Now this is a great moment in our history. Nothing here can conduce to our life in Christ: it is only by the Spirit we can enjoy it, or enjoy Him where He is. 1 admit it is very faintly and feebly we do so as a rule, but if it is so precious and valuable when we know it even a little, how much more so when we know it in its fulness. At any rate I think it is of deep moment that each of us should experience that we have died to things here, and that we are alive to His things in His life.
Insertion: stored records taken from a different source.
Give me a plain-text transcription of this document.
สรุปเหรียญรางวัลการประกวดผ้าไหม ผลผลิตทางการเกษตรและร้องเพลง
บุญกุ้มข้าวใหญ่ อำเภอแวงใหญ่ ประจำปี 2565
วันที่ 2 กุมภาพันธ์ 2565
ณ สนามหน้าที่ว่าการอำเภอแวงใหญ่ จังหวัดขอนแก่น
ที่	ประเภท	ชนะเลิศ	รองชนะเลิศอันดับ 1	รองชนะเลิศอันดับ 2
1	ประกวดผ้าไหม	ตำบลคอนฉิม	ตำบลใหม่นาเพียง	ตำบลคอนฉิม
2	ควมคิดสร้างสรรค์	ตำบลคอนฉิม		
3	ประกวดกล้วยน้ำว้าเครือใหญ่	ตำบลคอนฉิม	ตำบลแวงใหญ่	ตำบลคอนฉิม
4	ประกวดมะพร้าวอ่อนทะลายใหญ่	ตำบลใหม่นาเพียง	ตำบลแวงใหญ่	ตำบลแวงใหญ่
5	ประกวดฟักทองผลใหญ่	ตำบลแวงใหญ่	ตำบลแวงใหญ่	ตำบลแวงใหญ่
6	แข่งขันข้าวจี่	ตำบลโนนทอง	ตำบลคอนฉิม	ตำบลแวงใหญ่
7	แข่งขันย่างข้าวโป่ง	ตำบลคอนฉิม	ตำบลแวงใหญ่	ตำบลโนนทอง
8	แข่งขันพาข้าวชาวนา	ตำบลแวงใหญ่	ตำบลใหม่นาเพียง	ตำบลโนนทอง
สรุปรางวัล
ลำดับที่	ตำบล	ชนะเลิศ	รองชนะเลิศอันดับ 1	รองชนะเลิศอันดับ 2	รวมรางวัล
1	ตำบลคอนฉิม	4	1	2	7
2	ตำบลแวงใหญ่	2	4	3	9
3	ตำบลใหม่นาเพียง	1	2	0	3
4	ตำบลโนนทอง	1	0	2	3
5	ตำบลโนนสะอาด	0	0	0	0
There is no other road to heaven but through the wilderness, and when we have learned by the Spirit of God dwelling in us that He is our life in the sphere where He now is, it is our joy and strength to taste even a little that things here are closed to us; but being severed by association with Himself from a scene where He is not, we enter a scene where everything is according to Him, and though we have to resume the links here, we do so as knowing something of the scene beyond, which is properly ours through His grace.

First, as is typified in the Red Sea, we are freed from the judgment of God on us, and rejoice in the Saviour raised from the dead. Then we begin our journey according to God's appointment. There is nothing for us in the wilderness but Marah and manna; Marah - bitter water. We are free of the judgment of death, but we have to accept death, we are still in the mortal body, the body of death, and we have to learn in our connection with this world that we have no living link with it; but death becomes sweet to us because Christ has gone through it, and as we are dependent on Him, we receive of His grace, and walk here according to His pleasure. But often it is a long and painful exercise before we learn (as in Numbers 21) that all is ruin here and in us also, but that as risen with Christ our life is with Him outside of it all, and the Holy Ghost is in us; then the one thought is not how to get on in the world which has become to us the wilderness, but how to live with Christ outside it. We learn, as in the Epistle to the Colossians, that we have "died with Christ from the rudiments of the world," the reproach of Egypt is rolled off "in putting off the body of the flesh by the circumcision of Christ" - then, as risen with Him, we are over Jordan; and a new scene, the sphere of His life, opens before us, it is then we know Him as Head, and are able to carry out His pleasure in relation to His interests here. We do not enjoy union till we know Him as Head, hence, as I said at the beginning, no one is in power until he knows that he is over Jordan with Christ: he has to return here, for he has to work here, but he gets his support and his direction from the Lord where He is.

Now, as we are in service for the Lord, we find it is only as we walk practically "bearing about in the body the dying of Jesus," that the life of Jesus is manifested here. God, in His discipline, allows trials to help to cut us off from attractions here, that we might be efficient servants for Him. "We who live are always delivered unto death for Jesus' sake, that the life also of Jesus might be made manifest in our mortal flesh." This is more our daily path here; our enjoyment with Christ over Jordan is in the Spirit; the former is more connected with our walk.

The Lord give us all to realize more the blessedness of being with Him where He is! We lose nothing by being severed from present things, which only the mortal man could enjoy, for we are brought into the things which Christ enjoys, which "eye hath not seen, nor ear heard, neither have entered into the heart of man, the things which God hath prepared for them that love Him. But God hath revealed them unto us by His Spirit; for the Spirit searcheth all things, yea, the deep things of God." J. B. Stoney.